心臓がキリキリ痛む。
たとえ裕哉が誰かのものになってしまっても、軽蔑されたくなんかない。
私の神様から、見放されるなんてそんな恐ろしいことはない。
黙り込んだ私の肩を、ぐっと抱き寄せた男は口端を引き上げた。
「ほら、早く部屋に行けよ。久しぶりにおまえを可愛がってやるから」
「や……やめて……放して」
男は腕をつかみ、無理やりマンションのエントランスに入ろうとする。足を踏ん張り抵抗をしたが、男の力に敵うわけがなかった。

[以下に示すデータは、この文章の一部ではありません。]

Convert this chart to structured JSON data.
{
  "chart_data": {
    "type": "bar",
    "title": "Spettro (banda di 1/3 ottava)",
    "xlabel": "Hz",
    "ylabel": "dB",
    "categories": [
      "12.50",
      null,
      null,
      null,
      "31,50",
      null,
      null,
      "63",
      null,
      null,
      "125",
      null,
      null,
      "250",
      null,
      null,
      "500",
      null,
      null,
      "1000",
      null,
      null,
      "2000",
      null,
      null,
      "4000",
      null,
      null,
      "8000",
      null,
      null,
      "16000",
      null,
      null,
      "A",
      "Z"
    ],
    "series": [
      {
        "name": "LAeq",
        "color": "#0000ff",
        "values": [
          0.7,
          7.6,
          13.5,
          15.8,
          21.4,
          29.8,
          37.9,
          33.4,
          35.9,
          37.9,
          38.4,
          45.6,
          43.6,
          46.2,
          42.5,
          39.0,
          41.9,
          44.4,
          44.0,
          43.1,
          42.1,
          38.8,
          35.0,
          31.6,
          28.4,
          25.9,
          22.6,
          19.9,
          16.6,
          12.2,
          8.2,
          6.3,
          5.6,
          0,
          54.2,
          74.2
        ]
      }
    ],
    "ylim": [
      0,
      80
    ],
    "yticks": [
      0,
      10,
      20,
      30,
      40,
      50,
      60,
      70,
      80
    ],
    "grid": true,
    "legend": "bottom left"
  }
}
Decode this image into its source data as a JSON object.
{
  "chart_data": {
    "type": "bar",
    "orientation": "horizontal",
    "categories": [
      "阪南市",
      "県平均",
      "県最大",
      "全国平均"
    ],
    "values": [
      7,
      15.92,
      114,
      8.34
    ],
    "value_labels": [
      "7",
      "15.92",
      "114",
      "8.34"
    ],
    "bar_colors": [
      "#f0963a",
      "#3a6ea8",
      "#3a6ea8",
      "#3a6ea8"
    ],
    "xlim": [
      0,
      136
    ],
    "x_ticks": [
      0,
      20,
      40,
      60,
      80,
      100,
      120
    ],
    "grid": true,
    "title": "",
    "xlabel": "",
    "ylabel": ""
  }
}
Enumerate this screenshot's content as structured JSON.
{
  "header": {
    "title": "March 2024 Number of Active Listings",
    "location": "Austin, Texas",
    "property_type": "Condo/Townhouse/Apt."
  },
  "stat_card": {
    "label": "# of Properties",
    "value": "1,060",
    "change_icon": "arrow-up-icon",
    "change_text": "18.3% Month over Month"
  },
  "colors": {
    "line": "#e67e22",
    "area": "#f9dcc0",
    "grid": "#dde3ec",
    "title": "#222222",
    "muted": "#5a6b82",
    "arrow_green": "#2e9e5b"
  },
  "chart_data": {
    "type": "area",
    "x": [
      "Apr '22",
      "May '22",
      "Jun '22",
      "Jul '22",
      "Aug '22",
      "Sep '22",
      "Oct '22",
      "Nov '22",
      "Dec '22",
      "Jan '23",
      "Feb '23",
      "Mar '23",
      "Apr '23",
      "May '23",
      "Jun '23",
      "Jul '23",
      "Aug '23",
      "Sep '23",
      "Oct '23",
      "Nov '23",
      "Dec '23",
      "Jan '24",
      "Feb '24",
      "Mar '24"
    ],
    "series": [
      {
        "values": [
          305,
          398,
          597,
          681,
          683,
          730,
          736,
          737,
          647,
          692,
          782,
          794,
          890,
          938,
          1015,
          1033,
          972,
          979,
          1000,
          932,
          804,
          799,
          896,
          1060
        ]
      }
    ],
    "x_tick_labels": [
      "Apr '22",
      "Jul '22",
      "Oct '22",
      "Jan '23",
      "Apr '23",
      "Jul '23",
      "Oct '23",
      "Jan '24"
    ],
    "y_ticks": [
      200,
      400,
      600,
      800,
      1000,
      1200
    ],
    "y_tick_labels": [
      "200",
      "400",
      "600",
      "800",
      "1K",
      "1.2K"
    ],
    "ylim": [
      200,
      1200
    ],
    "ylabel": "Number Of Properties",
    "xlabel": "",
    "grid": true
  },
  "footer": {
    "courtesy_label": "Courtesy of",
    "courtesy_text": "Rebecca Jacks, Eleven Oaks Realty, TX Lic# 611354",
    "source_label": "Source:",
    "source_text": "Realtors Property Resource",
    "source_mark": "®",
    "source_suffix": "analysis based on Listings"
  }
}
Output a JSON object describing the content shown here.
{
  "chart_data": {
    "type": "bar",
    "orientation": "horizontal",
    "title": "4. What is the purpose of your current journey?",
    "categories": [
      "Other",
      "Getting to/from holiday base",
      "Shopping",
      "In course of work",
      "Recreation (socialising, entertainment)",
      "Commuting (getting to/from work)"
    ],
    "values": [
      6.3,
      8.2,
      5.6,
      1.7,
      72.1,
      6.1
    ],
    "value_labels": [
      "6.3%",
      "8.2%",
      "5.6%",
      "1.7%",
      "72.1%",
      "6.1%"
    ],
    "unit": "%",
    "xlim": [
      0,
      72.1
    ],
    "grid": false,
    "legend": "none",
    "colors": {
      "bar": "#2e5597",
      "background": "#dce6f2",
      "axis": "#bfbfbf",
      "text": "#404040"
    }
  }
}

「ここにも会社にも居たいのなら大人しく従えよ、な、みお」
「イヤだ……放してよ!」
裕ちゃん! 助けて、と心で叫ぶ。
その時、唐突に声が割って入った。
「ちょっと、その人、嫌がっていますよ」
若い男の声だった。
「なんだ、おまえ。関係ないだろうが」
「でも嫌がってる。とりあえず警察呼びましょうか?」
割って入ってくれた男の人がスマホを取り出し、どこかへ連絡をし始めたのを見て、男は舌打ちをしながら、私の肩を突き放した。
「邪魔が入ったから今日は帰ってやる。みお、また来るからな」
言い捨てるや、身を翻して去っていった。